Constituent service claims come with questions
On Dec. 25, Robert Beatty (Letters) bestowed all types of kudos on Rep. Jim Banks and what an asset he is to the 3rd District. I disagree.
Beatty claims to have run into Banks at a “local store” (pretty sure it wasn’t a grocery store since I believe his children attend school in Virginia and his wife is a vice president of a lobbying firm called “Family Policy Foundation and Alliance,” an ultra-religious conservative group headquartered in Virginia). During their little chat another veteran just happens to walk by, and Banks asks how the Honor Flight was. Beatty, who says he was a lieutenant and a member of the Sons of the American Revolution, had never heard of them. That is a little hard to swallow since the JG has covered the Honor Flights, as had the local TV news. And since he complained about all the letters against Banks, I am pretty sure he reads at least some of the paper.
Next, Beatty says he is an accountant who had a client who waited 21/2 years for a refund (one has to wonder how many extensions he asked for and whether he was under audit). You can be pretty sure Banks had nothing to do with the refund unless he has President Joe Biden on speed dial who then in turn immediately called Janet Yellen who ran over and had the IRS quickly cut a check. You see, Banks is part of the legislative branch of the government and the IRS is part of the executive branch. Can you imagine if all 435 House members and 100 senators were constantly chasing down tax refunds for their constituents?
The next time Beatty runs into Banks at the “local store,” could he ask him a couple of questions for me?
1) When is the next scheduled evening town hall in Fort Wayne? I would like to attend.
2) What did Banks do with his family home in Columbia City and where does he claim now to reside in the 3rd District? Inquiring minds want to know.
I am just not buying what Beatty is selling.
Open borders costing nation jobs, lives
A real example of illegal immigration and how it hurt locals:
My father worked at Anchor Hocking Glass in Winchester until he retired. The book, “Glass House,” is written primarily about the Anchor Hocking plant in Lancaster, Ohio. Poor management (people hired into the highest positions were brought in from outside the community and corporation), with the help of cheap product entering the country from China, led to the No. 1 plant shutting its doors (after certain people lined their pockets). The new management had not maintained the equipment.

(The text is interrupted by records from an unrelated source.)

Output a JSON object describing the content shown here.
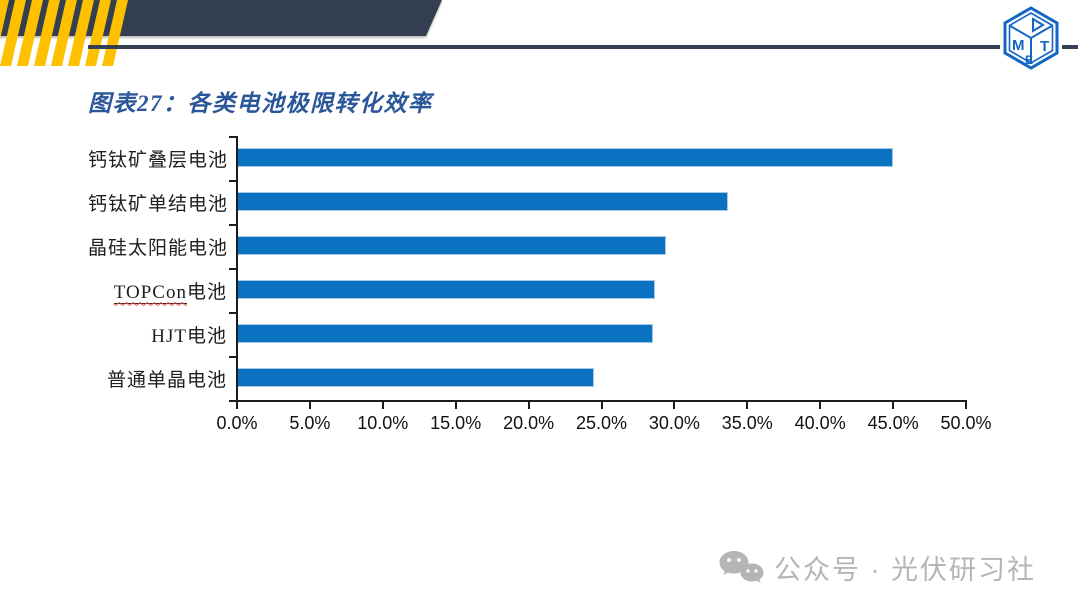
{
  "header": {
    "band_color": "#333f50",
    "stripe_color": "#ffc000",
    "rule_color": "#333f50",
    "logo": {
      "name": "met-cube-logo",
      "color": "#1266c4"
    }
  },
  "title": {
    "text": "图表27：各类电池极限转化效率",
    "color": "#2b579a"
  },
  "chart_data": {
    "type": "bar",
    "orientation": "horizontal",
    "title": "各类电池极限转化效率",
    "categories": [
      "钙钛矿叠层电池",
      "钙钛矿单结电池",
      "晶硅太阳能电池",
      "TOPCon电池",
      "HJT电池",
      "普通单晶电池"
    ],
    "values": [
      45.0,
      33.7,
      29.4,
      28.7,
      28.5,
      24.5
    ],
    "unit": "%",
    "xlim": [
      0,
      50
    ],
    "x_ticks": [
      "0.0%",
      "5.0%",
      "10.0%",
      "15.0%",
      "20.0%",
      "25.0%",
      "30.0%",
      "35.0%",
      "40.0%",
      "45.0%",
      "50.0%"
    ],
    "bar_color": "#0b72c2",
    "bar_border_color": "#a6c9ea",
    "grid": false,
    "legend": false,
    "spellcheck_underline": {
      "category_index": 3,
      "prefix": "TOPCon"
    }
  },
  "watermark": {
    "icon": "wechat-icon",
    "text": "公众号 · 光伏研习社",
    "color": "#b5b5b5"
  }
}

My Daddy’s responsibility was to repair parts. As a non-degree engineer, he had several patents on his ideas which brought him some pretty good checks. He knew the glass industry well. He, and others like him, kept Anchor Hocking running. (Daddy retired in the 1970s).
The Lancaster plant was reopened with illegal immigrants bused from Oklahoma in 2008. Those employees who had worked in that plant their entire lives weren’t called back. In that year in Ohio, there were only 69 illegal immigrants sent back by the feds. But one day they came to the plant. They got only two because the rest actually ran out of the plant. One illegal teen answered his phone in class and stood up and walked out of the classroom. I have no idea where the others went.
I feel sorry for any U.S. citizen who loses his job and is replaced with illegal immigrants who work for cheaper wages.
I think our military should be at the border with bullhorns and rifles. We are in a war causing more deaths from drugs entering the border than died in the Vietnam War. There has been enough fentanyl confiscated to poison every single person in the U.S.
We are a country without borders. Bullhorns and rifles. It is time!